UNESCO has created a strategy focused on preservation of many sites. The Strategy identifies five objectives and related actions. They are structured around the five main priorities for action defined by the Hyogo Framework for Action, the main UN-wide policy on the subject of Disaster Reduction, and are also in line with Article 5 of the World heritage Convention as well as the Strategic Objectives established through the Budapest Declaration. The five key objectives are:
- Strengthen support within relevant global, regional, national and local institutions for reducing risks at World Heritage properties;
- Use knowledge, innovation and education to build a culture of disaster prevention at World Heritage properties;
- Identify, assess and monitor disaster risks at World Heritage properties;
- Reduce underlying risk factors at World Heritage properties;
- Strengthen disaster preparedness at World Heritage properties for effective response at all levels.

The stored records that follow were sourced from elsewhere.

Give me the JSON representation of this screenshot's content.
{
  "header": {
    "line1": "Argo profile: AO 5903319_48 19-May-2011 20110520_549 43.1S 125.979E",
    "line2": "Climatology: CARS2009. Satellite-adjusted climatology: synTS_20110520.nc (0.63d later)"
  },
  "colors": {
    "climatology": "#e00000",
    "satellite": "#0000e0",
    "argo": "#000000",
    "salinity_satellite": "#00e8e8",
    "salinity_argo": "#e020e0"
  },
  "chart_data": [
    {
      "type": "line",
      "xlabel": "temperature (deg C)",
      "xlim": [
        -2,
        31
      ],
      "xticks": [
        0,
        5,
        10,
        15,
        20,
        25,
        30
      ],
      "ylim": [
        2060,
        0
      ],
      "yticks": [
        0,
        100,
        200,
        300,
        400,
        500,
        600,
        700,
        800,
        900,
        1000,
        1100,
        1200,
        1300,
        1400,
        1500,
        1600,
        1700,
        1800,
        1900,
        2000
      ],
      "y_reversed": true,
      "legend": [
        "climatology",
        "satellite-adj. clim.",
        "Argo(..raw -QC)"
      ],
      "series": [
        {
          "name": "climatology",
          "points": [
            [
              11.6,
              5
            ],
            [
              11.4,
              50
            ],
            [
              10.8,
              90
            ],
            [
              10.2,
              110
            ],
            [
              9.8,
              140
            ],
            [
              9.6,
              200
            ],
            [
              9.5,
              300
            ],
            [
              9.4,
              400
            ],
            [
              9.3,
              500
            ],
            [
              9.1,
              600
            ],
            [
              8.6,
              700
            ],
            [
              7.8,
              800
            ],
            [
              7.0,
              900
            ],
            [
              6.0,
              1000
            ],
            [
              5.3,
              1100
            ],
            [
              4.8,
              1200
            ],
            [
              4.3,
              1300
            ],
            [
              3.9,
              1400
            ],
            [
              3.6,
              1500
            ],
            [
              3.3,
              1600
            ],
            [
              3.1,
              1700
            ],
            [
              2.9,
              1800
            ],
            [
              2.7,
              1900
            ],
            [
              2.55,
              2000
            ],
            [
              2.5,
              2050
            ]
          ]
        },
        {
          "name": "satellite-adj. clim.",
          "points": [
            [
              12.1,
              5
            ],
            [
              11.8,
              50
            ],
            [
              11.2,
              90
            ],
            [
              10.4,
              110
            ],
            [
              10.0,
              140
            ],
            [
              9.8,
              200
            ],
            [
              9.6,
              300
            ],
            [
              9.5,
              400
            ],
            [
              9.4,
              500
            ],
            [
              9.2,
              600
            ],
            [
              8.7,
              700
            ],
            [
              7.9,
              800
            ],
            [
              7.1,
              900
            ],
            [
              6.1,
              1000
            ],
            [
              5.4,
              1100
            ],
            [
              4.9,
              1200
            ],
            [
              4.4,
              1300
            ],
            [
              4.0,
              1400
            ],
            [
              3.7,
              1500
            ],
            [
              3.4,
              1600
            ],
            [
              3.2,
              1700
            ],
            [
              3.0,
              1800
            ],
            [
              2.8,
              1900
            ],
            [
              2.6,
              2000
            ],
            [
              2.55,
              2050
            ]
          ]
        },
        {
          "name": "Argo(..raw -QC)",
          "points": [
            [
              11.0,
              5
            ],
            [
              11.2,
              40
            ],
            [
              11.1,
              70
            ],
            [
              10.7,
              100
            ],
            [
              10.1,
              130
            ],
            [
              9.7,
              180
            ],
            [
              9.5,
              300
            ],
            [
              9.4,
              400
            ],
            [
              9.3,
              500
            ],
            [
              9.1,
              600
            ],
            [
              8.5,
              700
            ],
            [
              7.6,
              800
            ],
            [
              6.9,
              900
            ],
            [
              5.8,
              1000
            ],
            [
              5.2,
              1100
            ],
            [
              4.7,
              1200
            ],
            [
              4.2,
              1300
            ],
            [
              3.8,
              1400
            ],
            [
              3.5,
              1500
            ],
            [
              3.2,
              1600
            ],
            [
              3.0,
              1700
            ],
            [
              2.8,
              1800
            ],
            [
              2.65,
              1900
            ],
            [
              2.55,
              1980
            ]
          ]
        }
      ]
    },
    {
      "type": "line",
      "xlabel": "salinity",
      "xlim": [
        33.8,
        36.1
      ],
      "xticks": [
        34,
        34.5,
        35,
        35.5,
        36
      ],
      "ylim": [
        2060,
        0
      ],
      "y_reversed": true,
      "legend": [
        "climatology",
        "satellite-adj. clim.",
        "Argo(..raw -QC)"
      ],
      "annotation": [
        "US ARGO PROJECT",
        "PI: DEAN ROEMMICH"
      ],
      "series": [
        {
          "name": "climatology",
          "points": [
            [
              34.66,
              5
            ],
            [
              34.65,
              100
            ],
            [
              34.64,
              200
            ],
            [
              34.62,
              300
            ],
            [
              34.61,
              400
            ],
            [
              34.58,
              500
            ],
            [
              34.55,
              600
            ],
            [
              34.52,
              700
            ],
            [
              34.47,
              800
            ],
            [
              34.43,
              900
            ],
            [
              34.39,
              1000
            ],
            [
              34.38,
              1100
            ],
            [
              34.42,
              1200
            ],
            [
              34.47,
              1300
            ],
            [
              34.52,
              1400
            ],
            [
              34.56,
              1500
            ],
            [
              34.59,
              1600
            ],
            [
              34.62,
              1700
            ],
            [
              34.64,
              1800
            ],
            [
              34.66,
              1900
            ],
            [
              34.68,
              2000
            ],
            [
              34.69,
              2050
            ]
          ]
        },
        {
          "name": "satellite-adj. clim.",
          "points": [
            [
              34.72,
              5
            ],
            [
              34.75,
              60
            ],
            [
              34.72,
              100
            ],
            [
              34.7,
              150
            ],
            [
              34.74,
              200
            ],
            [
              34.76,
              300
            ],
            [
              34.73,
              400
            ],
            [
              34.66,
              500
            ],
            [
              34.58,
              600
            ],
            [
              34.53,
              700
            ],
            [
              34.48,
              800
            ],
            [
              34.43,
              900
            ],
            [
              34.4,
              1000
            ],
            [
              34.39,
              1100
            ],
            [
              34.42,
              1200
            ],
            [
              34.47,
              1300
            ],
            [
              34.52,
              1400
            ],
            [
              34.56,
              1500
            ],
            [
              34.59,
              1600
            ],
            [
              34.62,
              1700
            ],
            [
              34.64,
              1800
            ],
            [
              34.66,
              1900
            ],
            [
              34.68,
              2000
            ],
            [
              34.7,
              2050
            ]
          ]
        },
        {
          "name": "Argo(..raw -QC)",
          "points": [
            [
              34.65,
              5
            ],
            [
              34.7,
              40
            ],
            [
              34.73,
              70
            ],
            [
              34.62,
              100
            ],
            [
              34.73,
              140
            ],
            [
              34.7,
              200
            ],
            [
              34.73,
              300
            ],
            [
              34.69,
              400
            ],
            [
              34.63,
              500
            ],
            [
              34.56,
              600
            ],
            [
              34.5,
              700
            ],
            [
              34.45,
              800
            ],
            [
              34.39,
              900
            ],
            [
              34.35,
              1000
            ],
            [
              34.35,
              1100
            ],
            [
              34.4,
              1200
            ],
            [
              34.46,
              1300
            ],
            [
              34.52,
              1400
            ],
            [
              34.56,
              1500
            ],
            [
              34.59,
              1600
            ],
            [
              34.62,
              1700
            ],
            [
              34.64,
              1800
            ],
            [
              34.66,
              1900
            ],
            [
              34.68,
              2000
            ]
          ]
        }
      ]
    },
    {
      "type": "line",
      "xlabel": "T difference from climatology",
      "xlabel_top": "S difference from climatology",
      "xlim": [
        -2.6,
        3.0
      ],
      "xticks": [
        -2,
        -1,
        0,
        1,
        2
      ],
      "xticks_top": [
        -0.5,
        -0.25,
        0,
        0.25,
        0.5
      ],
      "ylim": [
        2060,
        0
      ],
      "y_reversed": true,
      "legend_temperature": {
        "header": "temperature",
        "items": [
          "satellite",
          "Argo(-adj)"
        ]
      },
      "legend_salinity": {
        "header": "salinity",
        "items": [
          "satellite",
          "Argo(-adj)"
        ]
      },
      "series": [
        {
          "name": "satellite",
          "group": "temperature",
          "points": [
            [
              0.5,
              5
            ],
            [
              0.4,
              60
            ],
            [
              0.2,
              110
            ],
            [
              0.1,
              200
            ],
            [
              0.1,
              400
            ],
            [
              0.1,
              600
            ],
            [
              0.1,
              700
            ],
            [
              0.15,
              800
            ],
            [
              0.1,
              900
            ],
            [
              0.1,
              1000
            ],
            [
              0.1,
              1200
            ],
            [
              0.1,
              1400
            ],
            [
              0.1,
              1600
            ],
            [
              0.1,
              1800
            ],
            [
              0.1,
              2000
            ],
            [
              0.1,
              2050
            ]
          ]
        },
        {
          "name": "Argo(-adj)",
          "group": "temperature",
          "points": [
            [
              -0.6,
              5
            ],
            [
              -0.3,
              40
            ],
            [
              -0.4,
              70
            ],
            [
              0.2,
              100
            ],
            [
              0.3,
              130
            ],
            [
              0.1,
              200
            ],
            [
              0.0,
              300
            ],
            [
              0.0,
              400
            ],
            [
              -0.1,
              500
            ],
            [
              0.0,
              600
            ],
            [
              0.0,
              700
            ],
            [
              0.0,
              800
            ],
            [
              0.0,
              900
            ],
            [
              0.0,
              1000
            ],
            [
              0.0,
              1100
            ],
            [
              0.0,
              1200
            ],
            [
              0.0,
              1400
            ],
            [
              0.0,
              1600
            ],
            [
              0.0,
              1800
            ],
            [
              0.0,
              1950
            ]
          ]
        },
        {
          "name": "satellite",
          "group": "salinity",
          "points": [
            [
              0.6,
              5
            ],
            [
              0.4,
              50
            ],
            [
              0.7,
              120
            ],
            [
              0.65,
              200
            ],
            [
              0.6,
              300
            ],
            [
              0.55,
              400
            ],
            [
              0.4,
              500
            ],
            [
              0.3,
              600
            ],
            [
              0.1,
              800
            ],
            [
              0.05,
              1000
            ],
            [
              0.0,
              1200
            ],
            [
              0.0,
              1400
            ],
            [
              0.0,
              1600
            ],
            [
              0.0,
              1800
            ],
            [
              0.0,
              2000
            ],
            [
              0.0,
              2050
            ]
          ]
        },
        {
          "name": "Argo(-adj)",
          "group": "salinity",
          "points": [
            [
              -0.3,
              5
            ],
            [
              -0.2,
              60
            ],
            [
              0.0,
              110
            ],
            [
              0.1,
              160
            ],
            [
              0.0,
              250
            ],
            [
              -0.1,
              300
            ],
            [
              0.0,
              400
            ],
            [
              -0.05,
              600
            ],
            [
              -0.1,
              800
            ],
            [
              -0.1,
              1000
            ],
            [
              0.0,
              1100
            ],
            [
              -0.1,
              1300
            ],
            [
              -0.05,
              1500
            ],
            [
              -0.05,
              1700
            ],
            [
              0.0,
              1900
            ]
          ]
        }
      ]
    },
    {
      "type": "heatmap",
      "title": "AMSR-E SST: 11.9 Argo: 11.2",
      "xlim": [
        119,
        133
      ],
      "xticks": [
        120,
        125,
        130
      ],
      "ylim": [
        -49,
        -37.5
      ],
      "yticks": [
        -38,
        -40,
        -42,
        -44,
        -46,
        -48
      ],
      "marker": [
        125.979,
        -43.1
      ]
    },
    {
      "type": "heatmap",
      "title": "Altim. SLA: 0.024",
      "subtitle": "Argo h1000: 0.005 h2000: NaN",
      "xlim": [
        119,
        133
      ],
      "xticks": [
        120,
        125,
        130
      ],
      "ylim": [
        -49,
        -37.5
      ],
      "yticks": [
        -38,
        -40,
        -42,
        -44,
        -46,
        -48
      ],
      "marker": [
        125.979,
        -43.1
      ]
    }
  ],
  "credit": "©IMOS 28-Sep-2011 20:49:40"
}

Even though these declarations were made several years ago, it is clear that we still need a global strategy that addresses environmental causes and better ways of management and conservation.
Pollution and dumping of toxic chemicals or environmental pollutants are also another cause of damage to heritage sites. Two recent major reports Australian news outlets into health and management of the Great Barrier Reef show that parts of the World Heritage site are still under pressure and the central and southern areas are deteriorating (according to Australia ABC news).
It has also been reported that the UNESCO is concerned about the Abbot Point Port expansion and the plan to dump three million cubic meters of dredge spoil within the marine park.
Better strategies and guidelines as well as advocacies are needed in order to protect more UNESCO World Heritage Member sites as it looks like just inscribing them does not protect them from neglect, damage and deterioration.